New Delhi: Indian Railways is finalising a new policy to bring about state-of-the-art technology in wagon manufacturing and maintenance and allow private players to procure wagons on lease without investing in it.
The new wagon policy, to be announced soon, is a step towards opening up of the wagon sector to private sector, said a senior railway ministry official.
The existing wagons were designed 25 years ago. They have become outdated and there is a need to change it to meet the global standard, said the official.
Currently, customers have to buy their own wagons for carrying goods under the wagon investment scheme. “If a person wants to carry goods on a truck, he does not have to invest in a truck. Then, why should he invest in wagons if he wants to carry it on train?” said the official.
The policy would allow private players to invest in special kinds of wagons and lease them to customers of railways. Till now, it was only railways which can lease out wagons.

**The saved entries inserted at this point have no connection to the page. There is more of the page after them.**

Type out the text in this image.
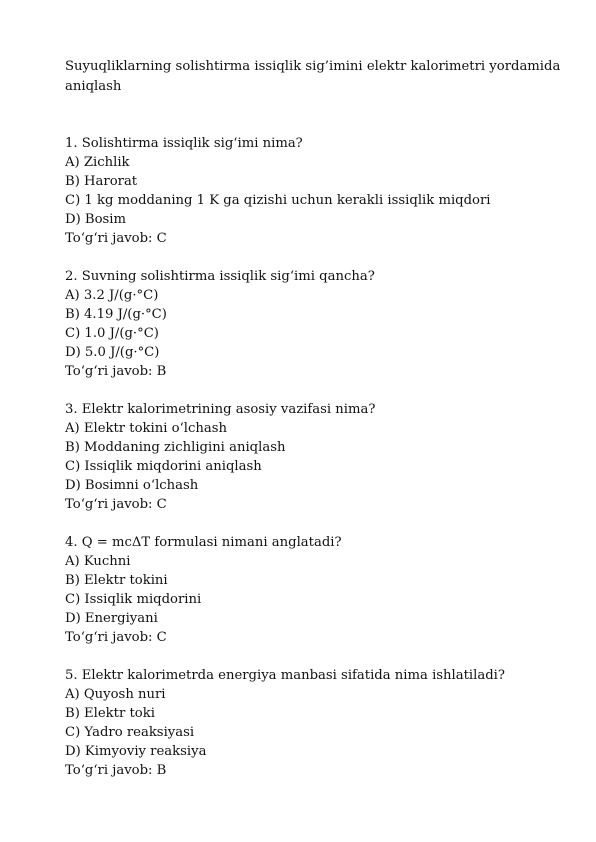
Suyuqliklarning solishtirma issiqlik sig’imini elektr kalorimetri yordamida aniqlash
1. Solishtirma issiqlik sig‘imi nima?
A) Zichlik
B) Harorat
C) 1 kg moddaning 1 K ga qizishi uchun kerakli issiqlik miqdori
D) Bosim
To‘g‘ri javob: C
2. Suvning solishtirma issiqlik sig‘imi qancha?
A) 3.2 J/(g·°C)
B) 4.19 J/(g·°C)
C) 1.0 J/(g·°C)
D) 5.0 J/(g·°C)
To‘g‘ri javob: B
3. Elektr kalorimetrining asosiy vazifasi nima?
A) Elektr tokini o‘lchash
B) Moddaning zichligini aniqlash
C) Issiqlik miqdorini aniqlash
D) Bosimni o‘lchash
To‘g‘ri javob: C
4. Q = mcΔT formulasi nimani anglatadi?
A) Kuchni
B) Elektr tokini
C) Issiqlik miqdorini
D) Energiyani
To‘g‘ri javob: C
5. Elektr kalorimetrda energiya manbasi sifatida nima ishlatiladi?
A) Quyosh nuri
B) Elektr toki
C) Yadro reaksiyasi
D) Kimyoviy reaksiya
To‘g‘ri javob: B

“Once the wagon sector is opened up to private players, it would bring new design and new technology to the wagon manufacturing and maintenance,” said the official.
“There is a need for new design of wagons for transportation of specific commodities like cement, iron ore which are the largest items carried by railways today. However, the railways would not use its capital for these new wagons though the design has to be approved by it”.
“Our wagons and containers are not equipped to carry large numbers of vehicles like in Europe or the US. That is why, the autmobile industry is still depending upon the road transport for its business. The automobile industry is growing at a fast pace and our containers and wagons have to be redesigned to meet the challenge,“ said the official.
Railways hope that once wagon manufacturing and leasing is opened up to public private participation mode, the wagon investors would bring latest technology to the sector.
It has also been proposed to increase the axle load of freight trains to 32.5 tonnes. The move will help wagons increase their gross weight carrying capacity to 130 tonnes from the present 91 tonnes.